Taronja de Gris (Catalan for ‘orange’) is a new joint venture between the two of them, which is an orange wine made (in 2017) from Grenache Gris (75%) and Grenache Blanc that Howard-Sneyd prefers to call “a red wine made with pink grapes,” hence the label design which is a psychedelic swirl of pink and orange that looks like it can’t make up its own mind what it wants to be… that, or the artist drank the contents before getting out the brushes! (NB the blend has changed with this wine in the ’18 and ’19 vintages)

Taronja de Gris
We taste the Taronja 2017 over a lunch of pigs cheeks and chips in Café de la Placette in Maury’s Place de la Révolution that turns into this tiny wine town’s hub of activity during harvest – a motley crew of pickers and travellers already settling down for the afternoon, fruit-laden tractors rattling down the town’s only, central highway.
The wine is fresh, spicy, with a tannic grip and texture and a lasting bitter twist on the finish. I liked it a lot although getting hold of some may prove difficult as output is small and demand strong.
Of the other wines the Domaine’s second wine, Bee-Side Grenache 2018, was surprisingly light on its feet and perfect for quaffing with food.
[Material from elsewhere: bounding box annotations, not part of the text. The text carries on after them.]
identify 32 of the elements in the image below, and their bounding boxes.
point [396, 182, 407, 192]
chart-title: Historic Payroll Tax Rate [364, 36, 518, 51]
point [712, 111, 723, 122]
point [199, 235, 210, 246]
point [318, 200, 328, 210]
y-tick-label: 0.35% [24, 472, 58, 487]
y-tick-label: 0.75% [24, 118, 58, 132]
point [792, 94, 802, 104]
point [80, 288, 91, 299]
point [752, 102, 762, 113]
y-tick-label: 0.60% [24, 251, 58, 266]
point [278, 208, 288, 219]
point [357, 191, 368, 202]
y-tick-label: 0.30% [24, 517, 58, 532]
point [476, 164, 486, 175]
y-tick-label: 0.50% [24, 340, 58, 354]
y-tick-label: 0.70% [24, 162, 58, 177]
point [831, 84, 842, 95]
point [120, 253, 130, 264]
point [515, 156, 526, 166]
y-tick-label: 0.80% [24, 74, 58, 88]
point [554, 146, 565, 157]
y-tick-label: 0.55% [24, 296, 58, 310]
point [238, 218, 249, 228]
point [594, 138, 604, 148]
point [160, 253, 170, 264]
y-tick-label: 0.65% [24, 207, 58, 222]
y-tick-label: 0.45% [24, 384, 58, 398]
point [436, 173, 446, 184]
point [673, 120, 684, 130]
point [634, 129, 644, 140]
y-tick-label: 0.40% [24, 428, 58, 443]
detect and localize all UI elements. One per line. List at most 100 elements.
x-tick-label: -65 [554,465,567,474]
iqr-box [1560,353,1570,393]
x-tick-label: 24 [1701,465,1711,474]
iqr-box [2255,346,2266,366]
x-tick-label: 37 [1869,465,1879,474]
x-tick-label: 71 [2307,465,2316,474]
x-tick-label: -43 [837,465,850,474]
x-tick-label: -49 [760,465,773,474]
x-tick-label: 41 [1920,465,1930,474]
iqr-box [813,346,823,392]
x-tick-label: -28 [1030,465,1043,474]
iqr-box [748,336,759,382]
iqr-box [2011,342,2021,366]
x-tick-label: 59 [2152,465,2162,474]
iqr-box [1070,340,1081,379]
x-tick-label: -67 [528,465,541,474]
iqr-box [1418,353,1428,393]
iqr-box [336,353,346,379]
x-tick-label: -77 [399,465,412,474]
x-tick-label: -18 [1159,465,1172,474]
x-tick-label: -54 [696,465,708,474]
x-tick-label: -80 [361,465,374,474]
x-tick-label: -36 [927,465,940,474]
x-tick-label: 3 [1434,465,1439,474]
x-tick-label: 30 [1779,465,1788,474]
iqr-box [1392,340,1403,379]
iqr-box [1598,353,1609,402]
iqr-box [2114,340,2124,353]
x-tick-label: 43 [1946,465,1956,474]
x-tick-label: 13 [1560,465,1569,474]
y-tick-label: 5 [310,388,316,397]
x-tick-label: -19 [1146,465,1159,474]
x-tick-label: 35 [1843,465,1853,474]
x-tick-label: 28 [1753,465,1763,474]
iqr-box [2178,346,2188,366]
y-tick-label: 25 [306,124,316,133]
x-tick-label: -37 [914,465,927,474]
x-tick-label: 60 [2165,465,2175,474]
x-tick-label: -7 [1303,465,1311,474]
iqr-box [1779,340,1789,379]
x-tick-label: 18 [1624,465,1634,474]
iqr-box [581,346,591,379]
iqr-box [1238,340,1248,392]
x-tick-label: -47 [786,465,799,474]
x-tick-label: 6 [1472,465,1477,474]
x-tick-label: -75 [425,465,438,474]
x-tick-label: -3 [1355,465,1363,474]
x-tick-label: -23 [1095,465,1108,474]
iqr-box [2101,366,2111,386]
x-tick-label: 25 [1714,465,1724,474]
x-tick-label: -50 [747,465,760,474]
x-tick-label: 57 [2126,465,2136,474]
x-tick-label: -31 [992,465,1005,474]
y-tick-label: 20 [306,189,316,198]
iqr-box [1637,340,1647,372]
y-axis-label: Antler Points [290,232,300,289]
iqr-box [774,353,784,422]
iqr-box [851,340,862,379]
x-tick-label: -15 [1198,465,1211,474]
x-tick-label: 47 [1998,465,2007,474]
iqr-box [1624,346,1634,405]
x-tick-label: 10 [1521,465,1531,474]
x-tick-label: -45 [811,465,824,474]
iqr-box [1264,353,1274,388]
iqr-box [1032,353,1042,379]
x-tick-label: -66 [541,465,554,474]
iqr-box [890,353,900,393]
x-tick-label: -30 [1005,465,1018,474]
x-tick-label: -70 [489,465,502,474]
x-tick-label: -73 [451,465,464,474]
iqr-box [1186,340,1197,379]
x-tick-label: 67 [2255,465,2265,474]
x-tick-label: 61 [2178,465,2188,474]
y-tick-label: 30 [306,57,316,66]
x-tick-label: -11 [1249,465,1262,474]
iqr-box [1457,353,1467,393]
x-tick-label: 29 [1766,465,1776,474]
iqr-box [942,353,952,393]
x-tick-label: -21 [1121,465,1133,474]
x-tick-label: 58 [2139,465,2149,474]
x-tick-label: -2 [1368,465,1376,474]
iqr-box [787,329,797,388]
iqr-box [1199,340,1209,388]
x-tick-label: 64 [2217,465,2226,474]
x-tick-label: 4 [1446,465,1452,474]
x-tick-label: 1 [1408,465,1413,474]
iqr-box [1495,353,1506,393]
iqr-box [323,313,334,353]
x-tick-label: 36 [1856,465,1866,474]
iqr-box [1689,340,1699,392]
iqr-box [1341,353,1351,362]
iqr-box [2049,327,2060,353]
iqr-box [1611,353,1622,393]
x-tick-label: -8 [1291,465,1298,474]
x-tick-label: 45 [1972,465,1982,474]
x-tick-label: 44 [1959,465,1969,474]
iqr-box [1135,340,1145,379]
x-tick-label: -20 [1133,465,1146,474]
The wine was originally devised as a cute way of coping with a 2014 harvest that yielded fruit that couldn’t make it into the eponymous top cuvée, with a smart label designed (as Taronja is) by Neil Tully of Amphora Design.
Good too to taste the Domaine of the Bee Carignan (100%) so close to La Roque, the single vineyard that supplies it, the dark, broody, bramble fruit pairing well with the pigs cheeks.
In a year of lockdown and confinement it’s good to get out into a vineyard and eat al fresco in a region that has been spared the worst of Covid – the Languedoc Roussillon has had relatively few cases or deaths. As for Domaine of the Bee, things continue to do well, with its wines picking up good notices and considerable ‘column inches’ for a boutique label that releases just 12,000 bottles a year.
“We’ve actually had a very good year,” Howard-Sneyd says over espresso, although in March when he couldn’t get his white or rosé bottled in France this “existential problem” was only overcome by importing in bulk under the auspices of BIB Wine. “So from the point of being told that the bottling plant was shut, to having the wine bottled in the UK was just four weeks,” he says.

Impromptu punchdown at Château Saint-Roch
Of the total wine Domaine of the Bee exports, 80-85% comes into the UK, with three-quarters of that accounted for by the Wine Club; 15% goes to other markets such as Hong Kong, the US and Canada. Although, as with all things to do with the Domaine it all seems pretty fluid – the cepage often informed by what’s available, or what works, whether that be percentages of whole bunch used or ageing formats.
One can’t help but be swept up by his enthusiasm as he plunges his arm into an open-top barrel of Grenache, just starting to ferment in Château Saint-Roch, or as he tears off the wrapper of a new barrel that has, for the first time, got his logo printed on it –“Look, you’ll be the first person to see this!” For a Master of Wine, who has lived and breathed the stuff all his life, he is clearly having the time of his life.